Pink tablet for women gets mixed reception in Gulf

Women in Gulf are highly educated but only make up 20% of the workforce.

dubai370 (photo credit: Reuters)
(photo credit: Reuters)
Many wives in Dubai were probably thrilled to receive a Valentine’s Day gift of an ePad Femme Tablet, which bills itself as “the world’s first tablet made exclusively for women.”
It comes in light pink with an eight-inch screen, an inch bigger than most Tablets. The Operating system is Android 4.0 Ice Cream Sandwich and it has 16 GB of ROM. It costs just $190. In the past three months, more than 7,000 have been sold.
“The Tablet comes preloaded with applications so you can just turn it on and log in to cooking recipes or yoga,” Mani Nair, the Associate Vice President for Marketing at Eurostar, which manufactures the devices told The Media Line. “It makes a perfect gadget for a woman who might find difficulties in terms of downloading these applications and it is a quick reference.”
Nair says there was no sexist intent in choosing the applications, including one called “Women’s Assistant” which offers weight-loss tips.
“Whether you talk about Google or the Internet, an ocean of information is available,” he said. “Eurostar is now focusing on pre-loaded applications, which makes it easy for the user to buy the gadget and have it ready for use.”
There are similar new Tablets for “gamers”, pre-loaded with 1,500 computer games, and for children and teenagers.
Dee Ann Javier, a native of the Philippines, who is living in Dubai, says her boyfriend gave her an ePad Femme for Valentines Day.
“I like it so far – it’s good for browsing and searching and playing games,” she told The Media Line. “I’ve checked out the cooking application but I’m not really into fitness.”
Javier, who works in real estate, says she likes the portability and the color.
“A lot of my stuff is pink,” she said. “So I really like the color.”
Yet, some women in the Gulf say they would never buy a computer intended especially for women.
“There have always been special books for women concerning sex, how to please your husband, and what to cook for him,” Eman Al Nafjan, a Saudi feminist blogger told The Media Line. “This is just using technology for the same thing.”
Al Nafjan says that women in the Gulf are computer-literate and can access their own applications. She says that in Saudi Arabia, where women are not allowed to drive or travel without a male relative, women spend a lot of time on-line.
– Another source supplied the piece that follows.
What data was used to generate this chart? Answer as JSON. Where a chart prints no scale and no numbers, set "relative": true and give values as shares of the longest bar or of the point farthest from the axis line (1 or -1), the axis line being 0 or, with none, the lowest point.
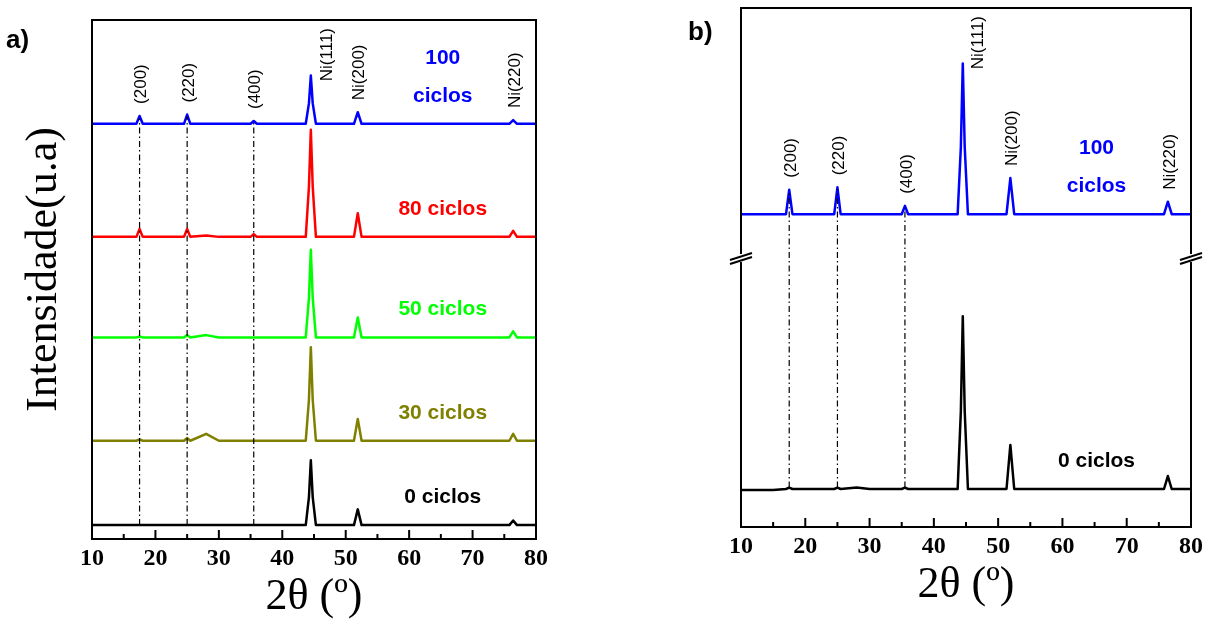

“There is a lot less to do here than in the West,” she said. “You only meet people who are your family or who you study or work with.”
A new study finds that in the GCC countries – Bahrain, Kuwait, Oman, Qatar, Saudi Arabia and the United Arab Emirates – there are more female university graduates than male. Education in all of these countries is free. Yet, only an estimated 20 percent of the work force is female, due mostly to cultural restrictions, which encourage women, especially after having children, not to work outside the home.
“Whoever made this Tablet doesn’t understand us very well,” Al Nafjan said. “We are home all the time and we are extremely tech-savvy.”
The Tablet is Wi-Fi enabled and comes with a USB Cable and an HDMI cable meaning it can be hooked up directly to the television. It has multi-language support including Arabic, English, French, Chinese, Japanese, Korean, and Russian.
It also comes with Google, Skype, Twitter, YouTube and Gmail and functions as an e-book reader as well.
Mani Nair of Eurostar says that most of the Tablets were purchased by men as gifts for women.
Eman El Nafjan says she’s not surprised.
“I think it would be mostly a gift idea,” she said. “Some Saudi women might be interested in this but they are also interested in a lot more.”